A politically inimical state government in any of these states could result in the accord being torpedoed. Although its detailed contours are not known, the accord is bound to address the issues of Nagas spread over these states without changing the geographical boundaries of any state but possibly offering territorial councils with considerable financial powers at an apex as well as regional levels. This would require the affected states to be on the same page. A BJP presence in the state governments could be a moderating influence on them.
In Meghalaya, the BJP will try its best to cobble together an alliance with the National Peoples’ Party.
The smaller parties that it seeks to approach will not join hands with it because of Congress’ secular ideology. Some of them like the United Democratic Party and the Hill State Peoples’ Party were part of an alliance aimed at dislodging the Congress government. If they do go along with it, it will be for reasons which have been the bane of politics in the north-east. However, the Congress may not be able to offer the kind of loaves and fish to potential allies that the BJP can because of its access to resources.
The BJP will no doubt tom-tom its achievements in the north-eastern states as an ideological victory. It is anything but that.
The politics of these states are not defined by ideology but by ethnicity, fear of outsiders and money power.
Parties and politicians go wholesale to the highest bidder. The BJP can go on dancing to its heart’s content at present but should it lose power at the Centre in 2019 or take missteps – as is possible with the implementation of the Naga accord – the political scene in the north-east can change overnight.
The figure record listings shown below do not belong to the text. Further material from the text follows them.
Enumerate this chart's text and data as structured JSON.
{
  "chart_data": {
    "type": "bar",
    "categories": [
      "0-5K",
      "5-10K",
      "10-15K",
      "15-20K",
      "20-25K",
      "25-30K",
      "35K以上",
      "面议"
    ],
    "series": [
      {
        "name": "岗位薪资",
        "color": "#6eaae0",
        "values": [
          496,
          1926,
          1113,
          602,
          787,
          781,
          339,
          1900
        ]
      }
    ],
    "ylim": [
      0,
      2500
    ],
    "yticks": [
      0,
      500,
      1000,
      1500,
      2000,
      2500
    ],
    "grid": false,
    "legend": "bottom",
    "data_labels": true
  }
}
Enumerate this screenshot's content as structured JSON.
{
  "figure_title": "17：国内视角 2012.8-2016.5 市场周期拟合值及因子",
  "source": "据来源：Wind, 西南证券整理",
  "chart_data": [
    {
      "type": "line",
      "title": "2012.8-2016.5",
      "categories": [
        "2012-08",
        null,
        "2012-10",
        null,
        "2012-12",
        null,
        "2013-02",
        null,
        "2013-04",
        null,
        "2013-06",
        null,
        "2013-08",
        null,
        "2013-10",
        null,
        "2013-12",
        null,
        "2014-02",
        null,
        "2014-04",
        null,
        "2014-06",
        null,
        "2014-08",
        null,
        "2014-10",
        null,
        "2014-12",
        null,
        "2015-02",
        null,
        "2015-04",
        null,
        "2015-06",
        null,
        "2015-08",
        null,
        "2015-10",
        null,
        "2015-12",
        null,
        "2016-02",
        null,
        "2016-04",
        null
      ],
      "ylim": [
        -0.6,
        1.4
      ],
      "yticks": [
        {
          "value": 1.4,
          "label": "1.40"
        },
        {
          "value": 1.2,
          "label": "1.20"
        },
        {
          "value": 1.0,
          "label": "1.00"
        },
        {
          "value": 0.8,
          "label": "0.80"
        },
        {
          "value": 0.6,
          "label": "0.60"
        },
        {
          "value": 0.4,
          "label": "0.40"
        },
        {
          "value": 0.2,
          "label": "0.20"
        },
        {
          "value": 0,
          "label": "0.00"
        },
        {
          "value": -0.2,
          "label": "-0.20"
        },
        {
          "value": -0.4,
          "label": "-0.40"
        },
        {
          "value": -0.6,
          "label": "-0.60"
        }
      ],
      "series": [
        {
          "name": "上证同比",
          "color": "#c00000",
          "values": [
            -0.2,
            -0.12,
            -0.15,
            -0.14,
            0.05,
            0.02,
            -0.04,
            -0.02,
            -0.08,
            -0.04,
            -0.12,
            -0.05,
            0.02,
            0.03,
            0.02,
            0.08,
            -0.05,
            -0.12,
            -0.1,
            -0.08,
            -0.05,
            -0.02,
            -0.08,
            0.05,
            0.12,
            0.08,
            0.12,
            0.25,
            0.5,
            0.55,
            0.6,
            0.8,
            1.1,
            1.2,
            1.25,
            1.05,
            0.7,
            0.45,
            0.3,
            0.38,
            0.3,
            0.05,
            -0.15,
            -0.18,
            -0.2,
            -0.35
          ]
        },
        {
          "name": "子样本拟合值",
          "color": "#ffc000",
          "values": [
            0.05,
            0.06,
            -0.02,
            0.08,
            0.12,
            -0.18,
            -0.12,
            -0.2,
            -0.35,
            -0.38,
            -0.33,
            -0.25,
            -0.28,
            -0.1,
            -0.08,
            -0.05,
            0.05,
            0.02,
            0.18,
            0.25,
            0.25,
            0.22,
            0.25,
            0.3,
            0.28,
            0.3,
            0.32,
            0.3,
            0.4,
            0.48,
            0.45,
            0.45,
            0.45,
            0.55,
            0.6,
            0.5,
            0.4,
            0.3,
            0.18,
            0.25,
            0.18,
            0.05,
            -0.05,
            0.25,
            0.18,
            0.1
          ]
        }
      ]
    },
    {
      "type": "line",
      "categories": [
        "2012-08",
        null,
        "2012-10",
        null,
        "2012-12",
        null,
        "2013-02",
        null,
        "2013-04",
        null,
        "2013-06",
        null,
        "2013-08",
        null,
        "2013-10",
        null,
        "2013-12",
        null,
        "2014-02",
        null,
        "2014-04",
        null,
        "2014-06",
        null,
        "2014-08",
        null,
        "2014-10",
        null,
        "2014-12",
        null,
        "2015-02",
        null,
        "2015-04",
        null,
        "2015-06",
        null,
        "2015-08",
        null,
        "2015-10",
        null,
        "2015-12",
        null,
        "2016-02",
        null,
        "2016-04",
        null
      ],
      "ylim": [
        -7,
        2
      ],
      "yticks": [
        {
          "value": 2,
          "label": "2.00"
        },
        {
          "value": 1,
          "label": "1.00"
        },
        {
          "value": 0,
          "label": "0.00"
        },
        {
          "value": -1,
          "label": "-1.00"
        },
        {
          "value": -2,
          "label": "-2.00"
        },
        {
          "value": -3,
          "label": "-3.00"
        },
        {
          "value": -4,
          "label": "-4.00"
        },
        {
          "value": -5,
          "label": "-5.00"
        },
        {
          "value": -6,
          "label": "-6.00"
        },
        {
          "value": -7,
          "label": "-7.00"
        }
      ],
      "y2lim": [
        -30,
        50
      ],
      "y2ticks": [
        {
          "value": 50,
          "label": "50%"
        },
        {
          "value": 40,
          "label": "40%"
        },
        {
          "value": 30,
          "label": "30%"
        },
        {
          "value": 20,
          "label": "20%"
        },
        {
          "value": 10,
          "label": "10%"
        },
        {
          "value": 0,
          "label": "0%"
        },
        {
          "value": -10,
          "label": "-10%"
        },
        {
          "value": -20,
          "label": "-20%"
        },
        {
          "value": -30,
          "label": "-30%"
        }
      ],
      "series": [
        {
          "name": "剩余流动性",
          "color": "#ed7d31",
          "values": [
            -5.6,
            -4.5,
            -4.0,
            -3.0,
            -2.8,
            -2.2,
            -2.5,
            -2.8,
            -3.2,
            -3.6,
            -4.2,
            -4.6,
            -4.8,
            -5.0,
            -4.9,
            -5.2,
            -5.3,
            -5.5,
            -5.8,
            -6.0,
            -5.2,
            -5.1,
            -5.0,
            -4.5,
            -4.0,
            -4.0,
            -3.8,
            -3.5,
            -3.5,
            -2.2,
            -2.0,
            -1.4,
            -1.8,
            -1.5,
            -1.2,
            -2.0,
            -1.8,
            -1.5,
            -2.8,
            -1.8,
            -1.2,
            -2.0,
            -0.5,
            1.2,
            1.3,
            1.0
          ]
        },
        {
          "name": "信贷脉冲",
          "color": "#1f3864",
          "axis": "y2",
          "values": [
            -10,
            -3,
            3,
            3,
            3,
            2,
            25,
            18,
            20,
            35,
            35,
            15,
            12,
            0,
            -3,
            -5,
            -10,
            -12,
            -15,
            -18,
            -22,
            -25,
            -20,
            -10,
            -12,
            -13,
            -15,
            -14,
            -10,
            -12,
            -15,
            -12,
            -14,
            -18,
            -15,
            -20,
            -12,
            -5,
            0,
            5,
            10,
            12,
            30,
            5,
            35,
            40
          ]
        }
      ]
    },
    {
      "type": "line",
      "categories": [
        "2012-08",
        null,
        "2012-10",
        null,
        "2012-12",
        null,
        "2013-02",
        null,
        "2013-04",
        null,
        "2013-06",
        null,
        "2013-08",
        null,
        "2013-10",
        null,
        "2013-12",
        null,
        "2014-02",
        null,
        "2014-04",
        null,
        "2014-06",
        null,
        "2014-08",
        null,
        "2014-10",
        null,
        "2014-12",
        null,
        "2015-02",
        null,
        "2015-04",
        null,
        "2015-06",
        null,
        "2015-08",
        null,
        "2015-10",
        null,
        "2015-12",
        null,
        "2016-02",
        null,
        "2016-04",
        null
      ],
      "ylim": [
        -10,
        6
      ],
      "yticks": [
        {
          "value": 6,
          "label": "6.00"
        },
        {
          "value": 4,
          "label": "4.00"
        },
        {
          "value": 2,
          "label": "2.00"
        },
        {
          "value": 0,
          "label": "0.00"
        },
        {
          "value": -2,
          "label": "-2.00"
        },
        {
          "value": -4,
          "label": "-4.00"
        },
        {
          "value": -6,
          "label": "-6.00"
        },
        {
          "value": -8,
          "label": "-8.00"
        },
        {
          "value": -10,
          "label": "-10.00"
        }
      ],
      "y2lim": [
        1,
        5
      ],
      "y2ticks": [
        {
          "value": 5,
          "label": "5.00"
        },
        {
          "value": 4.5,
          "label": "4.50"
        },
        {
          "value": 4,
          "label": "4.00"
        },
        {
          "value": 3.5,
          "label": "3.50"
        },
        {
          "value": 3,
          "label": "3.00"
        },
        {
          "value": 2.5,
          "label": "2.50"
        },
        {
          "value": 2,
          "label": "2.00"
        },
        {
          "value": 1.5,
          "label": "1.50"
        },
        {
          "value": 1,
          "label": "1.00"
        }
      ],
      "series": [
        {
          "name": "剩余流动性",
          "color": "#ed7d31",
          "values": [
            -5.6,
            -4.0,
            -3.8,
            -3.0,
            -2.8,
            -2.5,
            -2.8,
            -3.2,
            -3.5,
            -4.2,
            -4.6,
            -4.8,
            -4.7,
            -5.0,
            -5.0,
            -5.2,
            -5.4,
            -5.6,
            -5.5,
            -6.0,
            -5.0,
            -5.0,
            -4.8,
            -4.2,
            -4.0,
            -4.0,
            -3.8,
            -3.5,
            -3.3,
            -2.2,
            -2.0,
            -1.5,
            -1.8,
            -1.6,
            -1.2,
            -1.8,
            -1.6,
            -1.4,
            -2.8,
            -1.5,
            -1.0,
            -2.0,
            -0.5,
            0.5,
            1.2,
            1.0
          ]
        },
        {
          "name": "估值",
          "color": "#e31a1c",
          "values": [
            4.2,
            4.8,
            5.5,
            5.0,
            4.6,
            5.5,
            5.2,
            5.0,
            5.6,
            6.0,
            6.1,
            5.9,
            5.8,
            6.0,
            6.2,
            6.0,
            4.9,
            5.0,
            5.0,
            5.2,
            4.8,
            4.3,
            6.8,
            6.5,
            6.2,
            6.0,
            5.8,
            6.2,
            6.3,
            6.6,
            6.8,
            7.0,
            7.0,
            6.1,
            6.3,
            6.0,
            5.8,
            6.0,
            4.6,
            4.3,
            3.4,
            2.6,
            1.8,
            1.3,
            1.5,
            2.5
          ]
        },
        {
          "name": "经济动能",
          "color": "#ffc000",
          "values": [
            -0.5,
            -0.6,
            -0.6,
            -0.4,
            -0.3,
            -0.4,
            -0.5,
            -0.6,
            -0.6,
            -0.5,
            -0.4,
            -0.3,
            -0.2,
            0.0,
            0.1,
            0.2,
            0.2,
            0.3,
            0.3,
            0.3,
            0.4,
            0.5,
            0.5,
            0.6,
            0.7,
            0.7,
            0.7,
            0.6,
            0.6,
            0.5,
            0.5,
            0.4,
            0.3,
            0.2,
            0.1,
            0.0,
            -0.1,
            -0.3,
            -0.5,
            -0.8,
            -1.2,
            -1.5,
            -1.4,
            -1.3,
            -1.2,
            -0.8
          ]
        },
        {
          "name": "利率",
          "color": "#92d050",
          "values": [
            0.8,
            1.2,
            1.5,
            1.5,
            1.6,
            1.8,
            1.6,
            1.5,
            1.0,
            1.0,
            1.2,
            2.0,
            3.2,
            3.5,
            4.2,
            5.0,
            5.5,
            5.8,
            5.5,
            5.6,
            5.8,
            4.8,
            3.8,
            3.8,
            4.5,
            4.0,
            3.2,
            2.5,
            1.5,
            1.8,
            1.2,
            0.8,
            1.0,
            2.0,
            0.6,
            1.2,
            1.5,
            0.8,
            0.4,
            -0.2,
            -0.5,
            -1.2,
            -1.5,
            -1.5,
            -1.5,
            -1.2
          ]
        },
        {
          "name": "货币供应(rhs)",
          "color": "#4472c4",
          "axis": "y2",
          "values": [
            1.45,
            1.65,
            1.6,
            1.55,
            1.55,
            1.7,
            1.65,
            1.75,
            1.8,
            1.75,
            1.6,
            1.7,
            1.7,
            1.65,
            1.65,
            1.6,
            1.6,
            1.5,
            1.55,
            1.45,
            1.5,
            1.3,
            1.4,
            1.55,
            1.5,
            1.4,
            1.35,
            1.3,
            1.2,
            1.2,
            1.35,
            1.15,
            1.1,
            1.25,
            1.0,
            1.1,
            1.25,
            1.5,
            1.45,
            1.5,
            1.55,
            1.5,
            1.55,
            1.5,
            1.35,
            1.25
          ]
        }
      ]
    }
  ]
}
However, between them, the seven sister states represent 26 Lok Sabha constituencies and if the BJP is careful not to disturb their precarious politics till the general election, it may stand to gain these seats. But, the sole clear victory in Tripura does not presage a wave in favor of the BJP for any other state election or even the general election. If anything, the only impact of the Tripura debacle will be on the CPI(M), forcing hardliner ideologues like Prakash Karat to stop hair-splitting about who is the bigger enemy of secular India – the BJP or the Congress. The defeat of the party in Tripura will weaken the Karat-line in the party and strengthen those who do not wish to view India through the eyes of the Kerala comrades.